# Show $(Y_{n}-a)_{+}\leq (Y_{n})_{+}+\lvert a\rvert$

In a proof, I saw the use of the following inequality

$$(Y_{n}-a)_{+}\leq (Y_{n})_{+}+\lvert a\rvert(*)$$

without any explanation, where $$Y_{n}$$ is some random variable and $$a$$ a constant. Note the definition

$$(X)_{+}:=\max\{0,X\}$$.

I am aware that $$(\cdot)_{+}$$ as a function is subadditive, but the problem in $$(*)$$ is that I have a minus rather than a plus, so subadditivity cannot be used directly right?

But rather I can use the monotony of $$(\cdot)_{+}$$ since clearly $$a\leq \lvert a \rvert$$ and thus

$$Y_{n}-a\leq Y_{n}+\lvert a\rvert$$

such that $$(Y_{n}-a)_{+}\leq (Y_{n}+\lvert a\rvert)_{+}$$. Now I have an upper bound where I can use subadditivity and thus

$$(Y_{n}+\lvert a\rvert)_{+}\leq (Y_{n})_{+}+ (\lvert a\rvert)_{+}=(Y_{n})_{+}+ \lvert a\rvert$$.
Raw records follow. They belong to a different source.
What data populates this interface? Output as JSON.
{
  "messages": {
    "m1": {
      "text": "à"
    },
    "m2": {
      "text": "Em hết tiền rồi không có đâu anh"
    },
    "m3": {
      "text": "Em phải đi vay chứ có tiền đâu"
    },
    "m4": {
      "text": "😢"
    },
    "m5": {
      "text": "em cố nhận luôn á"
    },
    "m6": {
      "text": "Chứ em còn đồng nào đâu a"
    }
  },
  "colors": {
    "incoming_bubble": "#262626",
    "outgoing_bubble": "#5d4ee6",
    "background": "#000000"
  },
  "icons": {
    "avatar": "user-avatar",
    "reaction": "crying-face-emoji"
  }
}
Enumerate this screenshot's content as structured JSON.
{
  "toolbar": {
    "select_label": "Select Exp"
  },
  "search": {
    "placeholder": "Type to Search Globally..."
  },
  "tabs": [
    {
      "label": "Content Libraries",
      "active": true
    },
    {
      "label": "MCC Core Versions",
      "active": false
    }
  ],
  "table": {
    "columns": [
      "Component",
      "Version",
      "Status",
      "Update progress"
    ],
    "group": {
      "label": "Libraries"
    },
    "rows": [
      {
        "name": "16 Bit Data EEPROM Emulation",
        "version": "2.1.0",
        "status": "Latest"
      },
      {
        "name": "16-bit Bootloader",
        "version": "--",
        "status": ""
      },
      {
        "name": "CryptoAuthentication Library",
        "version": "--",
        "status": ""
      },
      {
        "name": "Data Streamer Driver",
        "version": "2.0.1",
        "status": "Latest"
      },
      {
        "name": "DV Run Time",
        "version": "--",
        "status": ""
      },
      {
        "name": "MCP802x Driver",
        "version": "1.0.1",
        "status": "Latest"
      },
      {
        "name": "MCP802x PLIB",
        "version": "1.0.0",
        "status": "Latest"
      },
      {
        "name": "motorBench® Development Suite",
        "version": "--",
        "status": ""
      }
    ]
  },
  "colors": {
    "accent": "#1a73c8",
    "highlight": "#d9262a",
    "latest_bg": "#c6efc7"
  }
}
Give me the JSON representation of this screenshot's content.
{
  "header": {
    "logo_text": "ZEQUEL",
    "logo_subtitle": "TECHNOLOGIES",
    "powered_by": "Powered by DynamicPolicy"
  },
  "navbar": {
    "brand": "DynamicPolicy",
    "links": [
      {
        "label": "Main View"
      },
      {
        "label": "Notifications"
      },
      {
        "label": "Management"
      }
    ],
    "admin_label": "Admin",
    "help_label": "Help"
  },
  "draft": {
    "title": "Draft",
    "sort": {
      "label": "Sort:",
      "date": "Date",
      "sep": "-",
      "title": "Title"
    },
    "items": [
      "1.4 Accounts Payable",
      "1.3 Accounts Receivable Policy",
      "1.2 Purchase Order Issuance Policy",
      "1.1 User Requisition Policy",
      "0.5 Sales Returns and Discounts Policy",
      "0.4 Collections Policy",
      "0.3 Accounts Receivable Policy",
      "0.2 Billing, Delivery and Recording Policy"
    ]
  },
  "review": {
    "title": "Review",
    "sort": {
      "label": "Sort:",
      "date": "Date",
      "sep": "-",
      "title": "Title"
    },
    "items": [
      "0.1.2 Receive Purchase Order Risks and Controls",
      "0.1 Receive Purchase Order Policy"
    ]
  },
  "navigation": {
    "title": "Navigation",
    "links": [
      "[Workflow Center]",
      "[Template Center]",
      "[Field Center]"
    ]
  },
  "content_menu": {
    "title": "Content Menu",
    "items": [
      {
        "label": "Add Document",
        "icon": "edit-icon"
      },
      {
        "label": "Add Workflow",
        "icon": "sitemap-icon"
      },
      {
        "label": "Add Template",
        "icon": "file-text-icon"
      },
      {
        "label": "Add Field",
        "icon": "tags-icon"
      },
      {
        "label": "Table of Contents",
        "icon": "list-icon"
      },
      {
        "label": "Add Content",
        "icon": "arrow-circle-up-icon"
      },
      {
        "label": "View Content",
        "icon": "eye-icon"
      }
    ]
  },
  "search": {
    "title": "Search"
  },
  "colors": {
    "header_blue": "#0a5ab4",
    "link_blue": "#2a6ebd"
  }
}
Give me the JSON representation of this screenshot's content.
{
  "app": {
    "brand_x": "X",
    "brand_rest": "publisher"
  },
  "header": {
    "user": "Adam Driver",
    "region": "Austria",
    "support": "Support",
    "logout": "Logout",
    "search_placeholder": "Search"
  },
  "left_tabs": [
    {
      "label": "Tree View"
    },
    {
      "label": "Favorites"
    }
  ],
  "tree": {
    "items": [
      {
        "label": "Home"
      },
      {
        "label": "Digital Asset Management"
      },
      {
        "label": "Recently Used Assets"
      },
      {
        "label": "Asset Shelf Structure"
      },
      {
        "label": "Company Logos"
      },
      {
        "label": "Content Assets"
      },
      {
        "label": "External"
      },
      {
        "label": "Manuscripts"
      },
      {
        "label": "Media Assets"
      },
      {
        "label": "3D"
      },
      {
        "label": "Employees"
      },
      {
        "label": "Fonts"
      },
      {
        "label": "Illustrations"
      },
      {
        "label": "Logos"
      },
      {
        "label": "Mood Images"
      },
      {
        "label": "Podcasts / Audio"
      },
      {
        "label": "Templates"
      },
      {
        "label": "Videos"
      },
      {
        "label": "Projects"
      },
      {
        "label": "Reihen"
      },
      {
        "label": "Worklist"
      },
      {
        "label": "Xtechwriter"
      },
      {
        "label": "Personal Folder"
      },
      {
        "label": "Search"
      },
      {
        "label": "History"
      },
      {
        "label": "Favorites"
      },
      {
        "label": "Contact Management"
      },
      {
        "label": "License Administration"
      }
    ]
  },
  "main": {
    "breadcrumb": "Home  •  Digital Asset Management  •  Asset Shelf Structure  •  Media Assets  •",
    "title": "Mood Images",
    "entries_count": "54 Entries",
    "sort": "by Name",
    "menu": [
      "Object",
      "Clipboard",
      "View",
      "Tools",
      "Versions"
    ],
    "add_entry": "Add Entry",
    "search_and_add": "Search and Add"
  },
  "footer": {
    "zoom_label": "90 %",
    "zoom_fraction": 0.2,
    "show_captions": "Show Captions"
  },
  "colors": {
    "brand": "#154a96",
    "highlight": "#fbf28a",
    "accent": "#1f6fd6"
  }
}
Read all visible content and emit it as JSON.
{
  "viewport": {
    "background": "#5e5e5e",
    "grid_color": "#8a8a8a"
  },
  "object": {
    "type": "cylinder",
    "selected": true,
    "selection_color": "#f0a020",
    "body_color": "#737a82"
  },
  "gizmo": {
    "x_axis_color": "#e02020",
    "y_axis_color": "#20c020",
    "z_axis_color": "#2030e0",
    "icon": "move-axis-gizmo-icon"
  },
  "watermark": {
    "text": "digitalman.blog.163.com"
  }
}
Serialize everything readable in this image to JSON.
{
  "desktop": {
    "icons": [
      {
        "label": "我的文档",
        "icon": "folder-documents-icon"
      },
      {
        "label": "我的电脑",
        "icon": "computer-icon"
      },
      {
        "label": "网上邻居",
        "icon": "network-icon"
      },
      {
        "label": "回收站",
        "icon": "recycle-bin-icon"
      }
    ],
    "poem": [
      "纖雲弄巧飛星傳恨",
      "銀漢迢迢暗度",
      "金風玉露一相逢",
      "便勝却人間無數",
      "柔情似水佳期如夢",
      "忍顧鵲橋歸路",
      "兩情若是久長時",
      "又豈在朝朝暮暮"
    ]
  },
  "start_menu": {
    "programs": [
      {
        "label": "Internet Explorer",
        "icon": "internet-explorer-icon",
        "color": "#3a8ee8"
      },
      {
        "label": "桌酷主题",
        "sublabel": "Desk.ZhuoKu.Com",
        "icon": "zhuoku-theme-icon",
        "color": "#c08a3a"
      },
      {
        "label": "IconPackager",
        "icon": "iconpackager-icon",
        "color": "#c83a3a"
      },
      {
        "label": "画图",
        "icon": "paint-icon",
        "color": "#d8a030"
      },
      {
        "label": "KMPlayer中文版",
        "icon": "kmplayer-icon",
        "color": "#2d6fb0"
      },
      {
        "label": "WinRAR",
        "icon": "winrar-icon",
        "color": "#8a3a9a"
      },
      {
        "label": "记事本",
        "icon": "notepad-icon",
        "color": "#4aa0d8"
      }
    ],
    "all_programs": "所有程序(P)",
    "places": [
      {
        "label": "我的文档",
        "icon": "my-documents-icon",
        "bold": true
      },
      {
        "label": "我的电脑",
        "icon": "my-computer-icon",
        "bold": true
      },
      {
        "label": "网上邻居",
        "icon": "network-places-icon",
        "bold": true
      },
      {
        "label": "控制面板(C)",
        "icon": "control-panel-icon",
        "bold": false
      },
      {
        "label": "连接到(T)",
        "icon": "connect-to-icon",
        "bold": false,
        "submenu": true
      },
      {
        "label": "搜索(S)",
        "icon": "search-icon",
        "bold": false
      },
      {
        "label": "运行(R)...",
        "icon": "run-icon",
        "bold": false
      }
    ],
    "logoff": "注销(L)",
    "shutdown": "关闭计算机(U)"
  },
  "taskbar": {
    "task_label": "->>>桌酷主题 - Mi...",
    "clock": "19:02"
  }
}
Is my proof/thinking correct? Or is there a more general way to go about this when dealing with $$(\cdot)_{+}$$?

• Yes, your proof looks just fine to me. Commented Jun 30, 2020 at 8:26

Notice that \begin{align} Y_n -a = (Y_n)_+ - (Y_n)_- - a \leqslant (Y_n)_+ - a \end{align} because $$(Y_n)_-$$ is non negative. Then, triangle inequality says that \begin{align} (Y_n)_+ - a \leqslant \left|(Y_n)_+ - a \right| \leqslant |(Y_n)_+| + |a| \end{align} Remark that $$|(Y_n)_+| = (Y_n)_+$$ as it is non negative.